Créer des vêtements en taille unique, des robes, des jupes, des t-shirts conçus pour passer d’une taille 34 à 50 et habiller le plus de femmes possibles. C’est le projet novateur d’Ester Manas, une griffe de mode inclusive lancée en 2019. A sa direction artistique, un couple au travail et à la vie: Ester Manas et Balthazar Delepierre, deux Français qui se sont rencontrés à La Cambre, à Bruxelles, l’une des principales écoles d’arts visuels de Belgique. Elle s’est formée au design de mode, lui à la typographie et au graphisme. Après avoir remporté le Prix Galeries Lafayette au Festival de Hyères en 2018, leur label a été invité à défiler à la Fashion Week de Paris. Chaque saison, leur esthétique sensuelle, leur intelligence technique et leur casting extrêmement diversifié y font sensation. Une façon d’imposer l’inclusivité par le beau, le joyeux. Et d’étendre, au détour de chaque couture, le champ des possibles de la mode.

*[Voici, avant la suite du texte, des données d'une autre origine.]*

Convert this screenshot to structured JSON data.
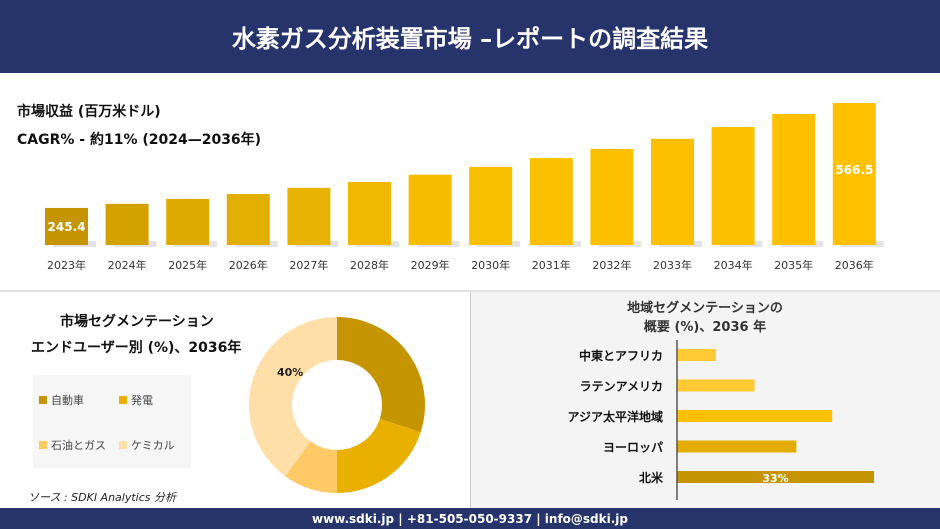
{
  "header": {
    "title": "水素ガス分析装置市場 –レポートの調査結果"
  },
  "revenue": {
    "title": "市場収益 (百万米ドル)",
    "cagr": "CAGR% - 約11% (2024—2036年)"
  },
  "segment": {
    "title_line1": "市場セグメンテーション",
    "title_line2": "エンドユーザー別 (%)、2036年"
  },
  "region": {
    "title_line1": "地域セグメンテーションの",
    "title_line2": "概要 (%)、2036 年"
  },
  "source": "ソース : SDKI Analytics 分析",
  "footer": {
    "contact": "www.sdki.jp | +81-505-050-9337 | info@sdki.jp"
  },
  "colors": {
    "header_bg": "#27336b",
    "gold_dark": "#c49500",
    "gold": "#e6b000",
    "yellow": "#ffc000",
    "light": "#ffd98f"
  },
  "chart_data": [
    {
      "type": "bar",
      "categories": [
        "2023年",
        "2024年",
        "2025年",
        "2026年",
        "2027年",
        "2028年",
        "2029年",
        "2030年",
        "2031年",
        "2032年",
        "2033年",
        "2034年",
        "2035年",
        "2036年"
      ],
      "values": [
        245.4,
        258,
        273,
        288,
        307,
        325,
        347,
        371,
        398,
        426,
        457,
        493,
        533,
        566.5
      ],
      "data_labels": {
        "0": "245.4",
        "13": "566.5"
      },
      "ylim": [
        132,
        600
      ]
    },
    {
      "type": "pie",
      "hole": true,
      "categories": [
        "自動車",
        "発電",
        "石油とガス",
        "ケミカル"
      ],
      "values": [
        30,
        20,
        10,
        40
      ],
      "colors": [
        "#c49500",
        "#e9b000",
        "#ffc966",
        "#ffdfa8"
      ],
      "data_labels": {
        "3": "40%"
      },
      "legend": "left"
    },
    {
      "type": "bar",
      "orientation": "horizontal",
      "categories": [
        "中東とアフリカ",
        "ラテンアメリカ",
        "アジア太平洋地域",
        "ヨーロッパ",
        "北米"
      ],
      "values": [
        6.5,
        13,
        26,
        20,
        33
      ],
      "colors": [
        "#ffc933",
        "#ffc933",
        "#ffc000",
        "#e2ac00",
        "#c49500"
      ],
      "data_labels": {
        "4": "33%"
      }
    }
  ]
}
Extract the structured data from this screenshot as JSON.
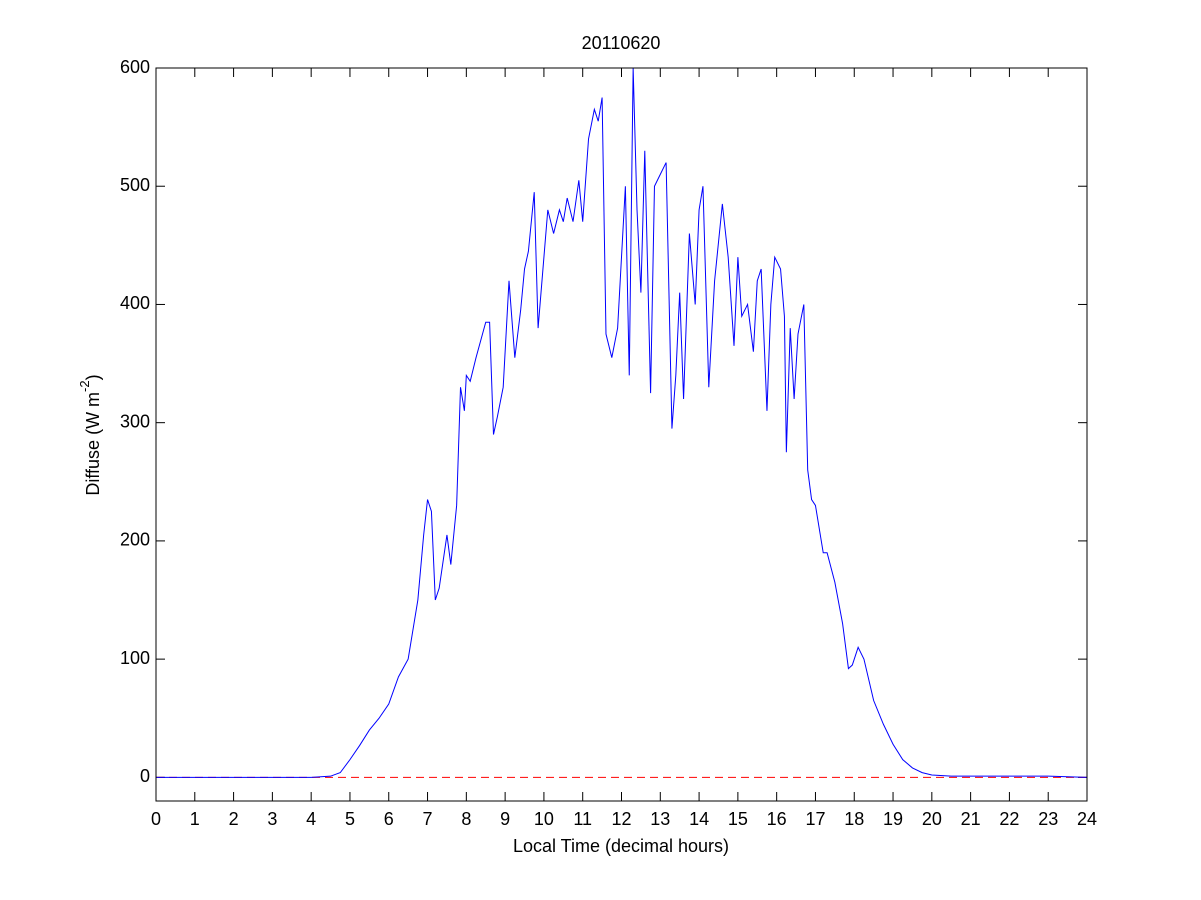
{
  "chart_data": {
    "type": "line",
    "title": "20110620",
    "xlabel": "Local Time (decimal hours)",
    "ylabel": {
      "text": "Diffuse (W m",
      "superscript": "-2",
      "suffix": ")"
    },
    "xlim": [
      0,
      24
    ],
    "xticks": [
      0,
      1,
      2,
      3,
      4,
      5,
      6,
      7,
      8,
      9,
      10,
      11,
      12,
      13,
      14,
      15,
      16,
      17,
      18,
      19,
      20,
      21,
      22,
      23,
      24
    ],
    "ylim": [
      -20,
      600
    ],
    "yticks": [
      0,
      100,
      200,
      300,
      400,
      500,
      600
    ],
    "reference_line": {
      "value": 0,
      "color": "#ff0000"
    },
    "x": [
      0,
      1,
      2,
      3,
      4,
      4.5,
      4.75,
      5,
      5.25,
      5.5,
      5.75,
      6,
      6.25,
      6.5,
      6.75,
      6.9,
      7,
      7.1,
      7.2,
      7.3,
      7.5,
      7.6,
      7.75,
      7.85,
      7.95,
      8,
      8.1,
      8.25,
      8.5,
      8.6,
      8.7,
      8.8,
      8.95,
      9.1,
      9.25,
      9.4,
      9.5,
      9.6,
      9.75,
      9.85,
      10,
      10.1,
      10.25,
      10.4,
      10.5,
      10.6,
      10.75,
      10.9,
      11,
      11.15,
      11.3,
      11.4,
      11.5,
      11.6,
      11.75,
      11.9,
      12,
      12.1,
      12.2,
      12.3,
      12.4,
      12.5,
      12.6,
      12.75,
      12.85,
      13,
      13.15,
      13.3,
      13.4,
      13.5,
      13.6,
      13.75,
      13.9,
      14,
      14.1,
      14.25,
      14.4,
      14.6,
      14.75,
      14.9,
      15,
      15.1,
      15.25,
      15.4,
      15.5,
      15.6,
      15.75,
      15.85,
      15.95,
      16.1,
      16.2,
      16.25,
      16.35,
      16.45,
      16.55,
      16.7,
      16.8,
      16.9,
      17,
      17.2,
      17.3,
      17.5,
      17.7,
      17.85,
      17.95,
      18.1,
      18.25,
      18.5,
      18.75,
      19,
      19.25,
      19.5,
      19.75,
      20,
      20.5,
      21,
      22,
      23,
      24
    ],
    "series": [
      {
        "color": "#0000ff",
        "values": [
          0,
          0,
          0,
          0,
          0,
          1,
          4,
          15,
          27,
          40,
          50,
          62,
          85,
          100,
          150,
          205,
          235,
          225,
          150,
          160,
          205,
          180,
          230,
          330,
          310,
          340,
          335,
          355,
          385,
          385,
          290,
          305,
          330,
          420,
          355,
          395,
          430,
          445,
          495,
          380,
          440,
          480,
          460,
          480,
          470,
          490,
          470,
          505,
          470,
          540,
          565,
          555,
          575,
          375,
          355,
          380,
          440,
          500,
          340,
          600,
          480,
          410,
          530,
          325,
          500,
          510,
          520,
          295,
          340,
          410,
          320,
          460,
          400,
          480,
          500,
          330,
          420,
          485,
          440,
          365,
          440,
          390,
          400,
          360,
          420,
          430,
          310,
          400,
          440,
          430,
          390,
          275,
          380,
          320,
          375,
          400,
          260,
          235,
          230,
          190,
          190,
          165,
          130,
          92,
          95,
          110,
          100,
          65,
          45,
          28,
          15,
          8,
          4,
          2,
          1,
          1,
          1,
          1,
          0
        ]
      }
    ]
  }
}
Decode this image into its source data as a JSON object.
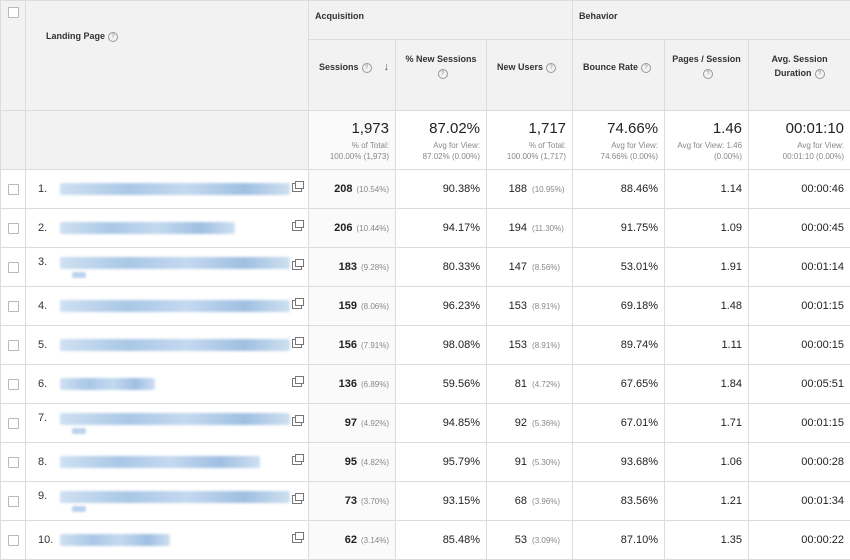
{
  "header": {
    "landing_page": "Landing Page",
    "group_acquisition": "Acquisition",
    "group_behavior": "Behavior",
    "columns": {
      "sessions": "Sessions",
      "new_sessions": "% New Sessions",
      "new_users": "New Users",
      "bounce_rate": "Bounce Rate",
      "pages_session": "Pages / Session",
      "avg_duration_1": "Avg. Session",
      "avg_duration_2": "Duration"
    },
    "help_glyph": "?",
    "sort_glyph": "↓"
  },
  "totals": {
    "sessions": {
      "big": "1,973",
      "l1": "% of Total:",
      "l2": "100.00% (1,973)"
    },
    "new_sessions": {
      "big": "87.02%",
      "l1": "Avg for View:",
      "l2": "87.02% (0.00%)"
    },
    "new_users": {
      "big": "1,717",
      "l1": "% of Total:",
      "l2": "100.00% (1,717)"
    },
    "bounce_rate": {
      "big": "74.66%",
      "l1": "Avg for View:",
      "l2": "74.66% (0.00%)"
    },
    "pages_session": {
      "big": "1.46",
      "l1": "Avg for View: 1.46",
      "l2": "(0.00%)"
    },
    "avg_duration": {
      "big": "00:01:10",
      "l1": "Avg for View:",
      "l2": "00:01:10 (0.00%)"
    }
  },
  "rows": [
    {
      "idx": "1.",
      "sessions": "208",
      "sessions_pct": "(10.54%)",
      "new_sessions": "90.38%",
      "new_users": "188",
      "new_users_pct": "(10.95%)",
      "bounce_rate": "88.46%",
      "pages_session": "1.14",
      "avg_duration": "00:00:46"
    },
    {
      "idx": "2.",
      "sessions": "206",
      "sessions_pct": "(10.44%)",
      "new_sessions": "94.17%",
      "new_users": "194",
      "new_users_pct": "(11.30%)",
      "bounce_rate": "91.75%",
      "pages_session": "1.09",
      "avg_duration": "00:00:45"
    },
    {
      "idx": "3.",
      "sessions": "183",
      "sessions_pct": "(9.28%)",
      "new_sessions": "80.33%",
      "new_users": "147",
      "new_users_pct": "(8.56%)",
      "bounce_rate": "53.01%",
      "pages_session": "1.91",
      "avg_duration": "00:01:14"
    },
    {
      "idx": "4.",
      "sessions": "159",
      "sessions_pct": "(8.06%)",
      "new_sessions": "96.23%",
      "new_users": "153",
      "new_users_pct": "(8.91%)",
      "bounce_rate": "69.18%",
      "pages_session": "1.48",
      "avg_duration": "00:01:15"
    },
    {
      "idx": "5.",
      "sessions": "156",
      "sessions_pct": "(7.91%)",
      "new_sessions": "98.08%",
      "new_users": "153",
      "new_users_pct": "(8.91%)",
      "bounce_rate": "89.74%",
      "pages_session": "1.11",
      "avg_duration": "00:00:15"
    },
    {
      "idx": "6.",
      "sessions": "136",
      "sessions_pct": "(6.89%)",
      "new_sessions": "59.56%",
      "new_users": "81",
      "new_users_pct": "(4.72%)",
      "bounce_rate": "67.65%",
      "pages_session": "1.84",
      "avg_duration": "00:05:51"
    },
    {
      "idx": "7.",
      "sessions": "97",
      "sessions_pct": "(4.92%)",
      "new_sessions": "94.85%",
      "new_users": "92",
      "new_users_pct": "(5.36%)",
      "bounce_rate": "67.01%",
      "pages_session": "1.71",
      "avg_duration": "00:01:15"
    },
    {
      "idx": "8.",
      "sessions": "95",
      "sessions_pct": "(4.82%)",
      "new_sessions": "95.79%",
      "new_users": "91",
      "new_users_pct": "(5.30%)",
      "bounce_rate": "93.68%",
      "pages_session": "1.06",
      "avg_duration": "00:00:28"
    },
    {
      "idx": "9.",
      "sessions": "73",
      "sessions_pct": "(3.70%)",
      "new_sessions": "93.15%",
      "new_users": "68",
      "new_users_pct": "(3.96%)",
      "bounce_rate": "83.56%",
      "pages_session": "1.21",
      "avg_duration": "00:01:34"
    },
    {
      "idx": "10.",
      "sessions": "62",
      "sessions_pct": "(3.14%)",
      "new_sessions": "85.48%",
      "new_users": "53",
      "new_users_pct": "(3.09%)",
      "bounce_rate": "87.10%",
      "pages_session": "1.35",
      "avg_duration": "00:00:22"
    }
  ]
}
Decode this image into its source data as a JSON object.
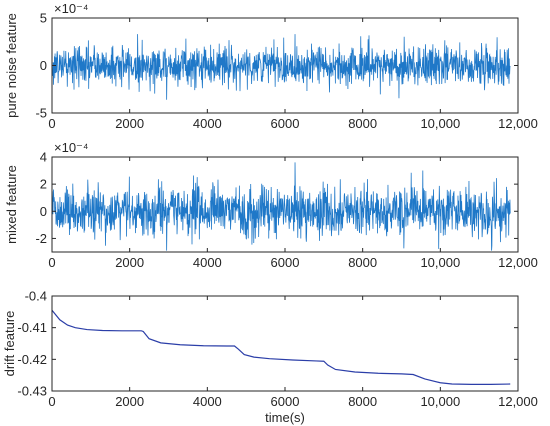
{
  "chart_data": [
    {
      "type": "line",
      "ylabel": "pure noise feature",
      "xlabel": "",
      "exponent_label": "×10⁻⁴",
      "xlim": [
        0,
        12000
      ],
      "ylim": [
        -5,
        5
      ],
      "yscale_factor": 0.0001,
      "x_ticks": [
        0,
        2000,
        4000,
        6000,
        8000,
        10000,
        12000
      ],
      "x_tick_labels": [
        "0",
        "2000",
        "4000",
        "6000",
        "8000",
        "10,000",
        "12,000"
      ],
      "y_ticks": [
        -5,
        0,
        5
      ],
      "y_tick_labels": [
        "-5",
        "0",
        "5"
      ],
      "x_range": [
        0,
        11800
      ],
      "noise_envelope": [
        -2.2,
        2.2
      ],
      "noise_peaks": [
        -3.6,
        3.3
      ],
      "color": "#1f78c8"
    },
    {
      "type": "line",
      "ylabel": "mixed feature",
      "xlabel": "",
      "exponent_label": "×10⁻⁴",
      "xlim": [
        0,
        12000
      ],
      "ylim": [
        -3,
        4
      ],
      "yscale_factor": 0.0001,
      "x_ticks": [
        0,
        2000,
        4000,
        6000,
        8000,
        10000,
        12000
      ],
      "x_tick_labels": [
        "0",
        "2000",
        "4000",
        "6000",
        "8000",
        "10,000",
        "12,000"
      ],
      "y_ticks": [
        -2,
        0,
        2,
        4
      ],
      "y_tick_labels": [
        "-2",
        "0",
        "2",
        "4"
      ],
      "x_range": [
        0,
        11800
      ],
      "noise_envelope": [
        -1.9,
        1.9
      ],
      "noise_peaks": [
        -2.9,
        3.6
      ],
      "color": "#1f78c8"
    },
    {
      "type": "line",
      "ylabel": "drift feature",
      "xlabel": "time(s)",
      "exponent_label": "",
      "xlim": [
        0,
        12000
      ],
      "ylim": [
        -0.43,
        -0.4
      ],
      "yscale_factor": 1,
      "x_ticks": [
        0,
        2000,
        4000,
        6000,
        8000,
        10000,
        12000
      ],
      "x_tick_labels": [
        "0",
        "2000",
        "4000",
        "6000",
        "8000",
        "10,000",
        "12,000"
      ],
      "y_ticks": [
        -0.43,
        -0.42,
        -0.41,
        -0.4
      ],
      "y_tick_labels": [
        "-0.43",
        "-0.42",
        "-0.41",
        "-0.4"
      ],
      "color": "#2b3ea8",
      "series": [
        {
          "x": [
            0,
            200,
            400,
            600,
            900,
            1300,
            1800,
            2300,
            2350,
            2500,
            2800,
            3300,
            3900,
            4500,
            4700,
            4800,
            4950,
            5200,
            5600,
            6200,
            6800,
            7000,
            7100,
            7300,
            7800,
            8400,
            9000,
            9300,
            9600,
            10000,
            10300,
            10800,
            11300,
            11800
          ],
          "y": [
            -0.4045,
            -0.4075,
            -0.4092,
            -0.41,
            -0.4106,
            -0.4109,
            -0.411,
            -0.411,
            -0.4112,
            -0.4135,
            -0.4148,
            -0.4154,
            -0.4157,
            -0.4158,
            -0.4158,
            -0.4168,
            -0.4185,
            -0.4193,
            -0.4198,
            -0.4202,
            -0.4205,
            -0.4206,
            -0.4218,
            -0.4232,
            -0.424,
            -0.4244,
            -0.4246,
            -0.4248,
            -0.4262,
            -0.4274,
            -0.4278,
            -0.4279,
            -0.4279,
            -0.4278
          ]
        }
      ]
    }
  ]
}
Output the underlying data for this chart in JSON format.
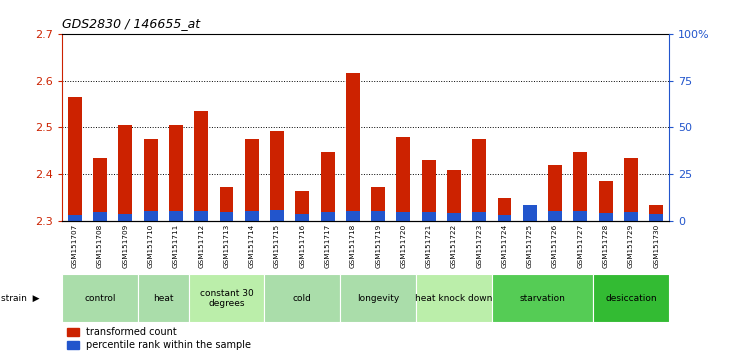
{
  "title": "GDS2830 / 146655_at",
  "samples": [
    "GSM151707",
    "GSM151708",
    "GSM151709",
    "GSM151710",
    "GSM151711",
    "GSM151712",
    "GSM151713",
    "GSM151714",
    "GSM151715",
    "GSM151716",
    "GSM151717",
    "GSM151718",
    "GSM151719",
    "GSM151720",
    "GSM151721",
    "GSM151722",
    "GSM151723",
    "GSM151724",
    "GSM151725",
    "GSM151726",
    "GSM151727",
    "GSM151728",
    "GSM151729",
    "GSM151730"
  ],
  "red_values": [
    2.565,
    2.435,
    2.505,
    2.475,
    2.505,
    2.535,
    2.372,
    2.475,
    2.493,
    2.365,
    2.448,
    2.615,
    2.372,
    2.48,
    2.43,
    2.41,
    2.475,
    2.35,
    2.327,
    2.42,
    2.448,
    2.385,
    2.435,
    2.335
  ],
  "blue_values": [
    3.5,
    5.0,
    4.0,
    5.5,
    5.5,
    5.5,
    5.0,
    5.5,
    6.0,
    4.0,
    5.0,
    5.5,
    5.5,
    5.0,
    5.0,
    4.5,
    5.0,
    3.5,
    8.5,
    5.5,
    5.5,
    4.5,
    5.0,
    4.0
  ],
  "y_min": 2.3,
  "y_max": 2.7,
  "y_ticks": [
    2.3,
    2.4,
    2.5,
    2.6,
    2.7
  ],
  "y2_ticks": [
    0,
    25,
    50,
    75,
    100
  ],
  "y2_labels": [
    "0",
    "25",
    "50",
    "75",
    "100%"
  ],
  "bar_color_red": "#cc2200",
  "bar_color_blue": "#2255cc",
  "group_data": [
    {
      "label": "control",
      "indices": [
        0,
        1,
        2
      ],
      "color": "#aaddaa"
    },
    {
      "label": "heat",
      "indices": [
        3,
        4
      ],
      "color": "#aaddaa"
    },
    {
      "label": "constant 30\ndegrees",
      "indices": [
        5,
        6,
        7
      ],
      "color": "#bbeeaa"
    },
    {
      "label": "cold",
      "indices": [
        8,
        9,
        10
      ],
      "color": "#aaddaa"
    },
    {
      "label": "longevity",
      "indices": [
        11,
        12,
        13
      ],
      "color": "#aaddaa"
    },
    {
      "label": "heat knock down",
      "indices": [
        14,
        15,
        16
      ],
      "color": "#bbeeaa"
    },
    {
      "label": "starvation",
      "indices": [
        17,
        18,
        19,
        20
      ],
      "color": "#55cc55"
    },
    {
      "label": "desiccation",
      "indices": [
        21,
        22,
        23
      ],
      "color": "#33bb33"
    }
  ],
  "legend_red": "transformed count",
  "legend_blue": "percentile rank within the sample",
  "bg_color": "#ffffff",
  "tick_color_left": "#cc2200",
  "tick_color_right": "#2255cc"
}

Vous travaillez en duo, mais votre griffe s’appelle Ester Manas. Quel est le lien direct entre vos collections et la personne d’Ester?
Ester Manas:
A la base de notre travail, il y a une vérité, la mienne: je fais une taille 44 et, pendant longtemps, en dehors de la fast fashion, je ne trouvais pas de vêtements élégants adaptés à ma morphologie. Pour mon diplôme de fin d’études, à La Cambre, j’ai donc créé des tenues sur mesure pour des filles aussi rondes que moi. Pour y parvenir, j’ai dû fabriquer mes propres bustes avec de la mousse et du carton, car il n’y avait que des Stockman taille 36-38 à l’école. J’ai baptisé cette collection «Big Again» («à nouveau grand»), une réponse concrète à une frustration personnelle. Mais avec Ester Manas, je ne suis pas forcément la cliente finale, puisque énormément de femmes rencontrent la même problématique que moi.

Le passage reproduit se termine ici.